With good reason, most Americans have considered their beliefs superior. What rankles Putin (and many Americans, too) is that the United States has used this sense of moral superiority as a pretext to throw its weight around the world. The truth is more complicated. U.S. foreign interventions have also reflected perceived self-interest, while moral reservations have often justified isolationism: Don’t get entangled with crazy foreigners. The public’s hostile reaction to a proposed use of military power in Syria suggests isolationism may be on the rise.
Murray thinks American exceptionalism is eroding. In part, American values — equality, democracy — have spread abroad. In part, foreign ideas have spread here. Americans distrust government, but the Founders’ preference for limited government is gone. For the nation’s first 140 years, federal spending never, except in wartime, exceeded 4 percent of the economy, says Murray. Now, it regularly tops 20 percent. The U.S. welfare state resembles the European.

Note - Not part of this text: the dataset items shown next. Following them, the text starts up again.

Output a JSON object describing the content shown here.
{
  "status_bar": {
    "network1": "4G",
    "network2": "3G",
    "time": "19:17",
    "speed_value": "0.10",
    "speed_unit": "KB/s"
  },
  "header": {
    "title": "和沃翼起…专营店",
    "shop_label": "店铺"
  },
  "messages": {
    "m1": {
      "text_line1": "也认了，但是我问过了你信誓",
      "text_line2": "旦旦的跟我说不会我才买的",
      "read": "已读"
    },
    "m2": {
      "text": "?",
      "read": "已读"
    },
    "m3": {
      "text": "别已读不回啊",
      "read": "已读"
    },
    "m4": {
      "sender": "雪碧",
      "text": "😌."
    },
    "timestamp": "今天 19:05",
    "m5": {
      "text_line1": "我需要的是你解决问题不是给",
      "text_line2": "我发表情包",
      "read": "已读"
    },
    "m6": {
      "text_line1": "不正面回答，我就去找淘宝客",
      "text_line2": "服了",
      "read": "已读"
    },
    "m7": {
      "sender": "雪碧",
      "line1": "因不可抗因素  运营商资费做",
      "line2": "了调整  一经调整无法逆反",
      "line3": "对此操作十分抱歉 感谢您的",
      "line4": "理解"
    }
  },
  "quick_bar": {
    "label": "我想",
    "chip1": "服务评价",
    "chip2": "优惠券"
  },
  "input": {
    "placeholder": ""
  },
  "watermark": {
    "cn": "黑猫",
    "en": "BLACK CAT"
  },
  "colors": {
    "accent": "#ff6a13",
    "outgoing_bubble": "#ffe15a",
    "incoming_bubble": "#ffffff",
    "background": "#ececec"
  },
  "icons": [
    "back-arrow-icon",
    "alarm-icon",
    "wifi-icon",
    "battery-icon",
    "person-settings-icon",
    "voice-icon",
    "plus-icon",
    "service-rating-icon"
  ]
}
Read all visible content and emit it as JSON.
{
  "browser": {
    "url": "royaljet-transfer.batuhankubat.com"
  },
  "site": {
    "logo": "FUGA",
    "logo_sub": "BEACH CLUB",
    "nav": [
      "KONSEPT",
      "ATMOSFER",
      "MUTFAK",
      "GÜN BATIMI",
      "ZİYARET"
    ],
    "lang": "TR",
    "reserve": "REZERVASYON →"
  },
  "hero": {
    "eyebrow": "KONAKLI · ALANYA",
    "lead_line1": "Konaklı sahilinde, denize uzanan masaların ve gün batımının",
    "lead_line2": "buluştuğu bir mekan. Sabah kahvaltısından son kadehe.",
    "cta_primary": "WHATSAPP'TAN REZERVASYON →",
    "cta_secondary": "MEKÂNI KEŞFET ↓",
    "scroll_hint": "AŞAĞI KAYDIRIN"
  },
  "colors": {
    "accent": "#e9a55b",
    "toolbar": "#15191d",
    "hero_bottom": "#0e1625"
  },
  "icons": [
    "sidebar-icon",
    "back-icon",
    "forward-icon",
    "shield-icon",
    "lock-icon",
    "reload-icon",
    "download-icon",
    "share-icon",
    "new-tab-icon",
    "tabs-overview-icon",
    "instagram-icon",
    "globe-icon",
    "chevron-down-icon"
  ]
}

There’s also a widespread understanding that national ideals have often been violated (slavery and racial discrimination being the most glaring examples). Indeed, Americans themselves seem increasingly skeptical of exceptionalism. The 2011 Pew survey asked respondents to react to this statement: “Our people are not perfect but our culture is superior.” Only about half of Americans agreed, roughly the same as Germans and Spaniards. Significantly, 60 percent of Americans 50 and over agreed, while only 37 percent of those aged 18 to 29 did.